For purposes of this Policy, the term:
- “Government Official” includes any (i) officer or employee of all levels of government, department, agency, or instrumentality of a government (government-controlled enterprise) or a person acting on behalf of the foregoing persons; (ii) officer or employee of a public international organization; (iii) political party or party official; (iv) candidate for political office; or (v) other person acting in an official capacity.

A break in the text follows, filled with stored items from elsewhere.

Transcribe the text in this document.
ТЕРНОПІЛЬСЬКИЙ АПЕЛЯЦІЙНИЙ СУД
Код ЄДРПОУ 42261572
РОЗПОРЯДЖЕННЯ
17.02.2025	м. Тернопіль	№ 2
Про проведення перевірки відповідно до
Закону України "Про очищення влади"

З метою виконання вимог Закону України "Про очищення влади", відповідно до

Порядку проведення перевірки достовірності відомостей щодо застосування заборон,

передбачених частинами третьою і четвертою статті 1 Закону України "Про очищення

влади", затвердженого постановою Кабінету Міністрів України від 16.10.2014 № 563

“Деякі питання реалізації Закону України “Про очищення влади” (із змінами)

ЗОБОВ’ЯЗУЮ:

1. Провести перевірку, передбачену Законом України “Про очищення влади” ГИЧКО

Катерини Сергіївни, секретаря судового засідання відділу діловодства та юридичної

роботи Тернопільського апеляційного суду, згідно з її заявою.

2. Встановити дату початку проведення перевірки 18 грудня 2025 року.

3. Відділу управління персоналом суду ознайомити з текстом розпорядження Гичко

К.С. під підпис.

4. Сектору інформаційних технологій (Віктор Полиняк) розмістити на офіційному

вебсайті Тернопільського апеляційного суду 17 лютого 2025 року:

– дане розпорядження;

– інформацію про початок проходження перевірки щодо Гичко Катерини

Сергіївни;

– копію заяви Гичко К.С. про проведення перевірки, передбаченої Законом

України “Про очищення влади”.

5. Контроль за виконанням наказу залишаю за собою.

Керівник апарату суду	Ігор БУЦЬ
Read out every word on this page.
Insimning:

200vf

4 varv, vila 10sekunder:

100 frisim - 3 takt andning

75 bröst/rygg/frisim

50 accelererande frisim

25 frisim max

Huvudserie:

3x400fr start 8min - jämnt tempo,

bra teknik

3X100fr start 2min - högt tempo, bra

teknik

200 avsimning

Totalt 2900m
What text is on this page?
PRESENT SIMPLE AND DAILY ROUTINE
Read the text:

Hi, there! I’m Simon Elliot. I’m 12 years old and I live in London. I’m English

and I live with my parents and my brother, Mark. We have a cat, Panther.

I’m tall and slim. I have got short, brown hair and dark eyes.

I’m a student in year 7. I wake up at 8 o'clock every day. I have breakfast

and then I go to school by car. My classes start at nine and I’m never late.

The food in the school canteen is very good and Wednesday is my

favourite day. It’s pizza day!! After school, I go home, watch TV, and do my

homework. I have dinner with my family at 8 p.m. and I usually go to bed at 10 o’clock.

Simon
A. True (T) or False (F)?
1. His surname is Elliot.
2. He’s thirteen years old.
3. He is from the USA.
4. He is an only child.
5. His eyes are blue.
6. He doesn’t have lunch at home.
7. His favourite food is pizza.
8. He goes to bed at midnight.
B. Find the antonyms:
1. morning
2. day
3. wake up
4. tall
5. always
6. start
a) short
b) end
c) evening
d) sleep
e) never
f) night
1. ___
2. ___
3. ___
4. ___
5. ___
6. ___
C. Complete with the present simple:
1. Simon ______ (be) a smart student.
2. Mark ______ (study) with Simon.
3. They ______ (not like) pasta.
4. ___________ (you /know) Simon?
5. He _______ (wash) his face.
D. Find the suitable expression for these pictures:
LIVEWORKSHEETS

- “Group” means a group of companies that are owned or controlled by, or under common Control, or affiliates with a party.
- “Control” means:
- when applied to the relationship between a person and a corporation, the beneficial ownership by the person, at the relevant time, of shares of the corporation carrying either: (i) more than 50% of the voting rights ordinarily exercisable at meetings of shareholders of the corporation; or (ii) the percentage of voting rights ordinarily exercisable at meetings of shareholders of the corporation sufficient in fact to elect a majority of the directors of the corporation or the appointment of a person as the manager of a corporation with authority to manage the business and affairs of the corporation;
- when applied to the relationship between a person and a partnership (other than a limited partnership), limited liability company, joint venture, the beneficial ownership by the person, at the relevant time, of more than 50% of the ownership interests of the partnership, limited liability company or joint venture in circumstances where it can reasonably be expected that the person directs the affairs of the partnership, limited liability company or joint venture; and
- when applied to the relationship between a person and a limited partnership, Control by general partner of the limited partnership.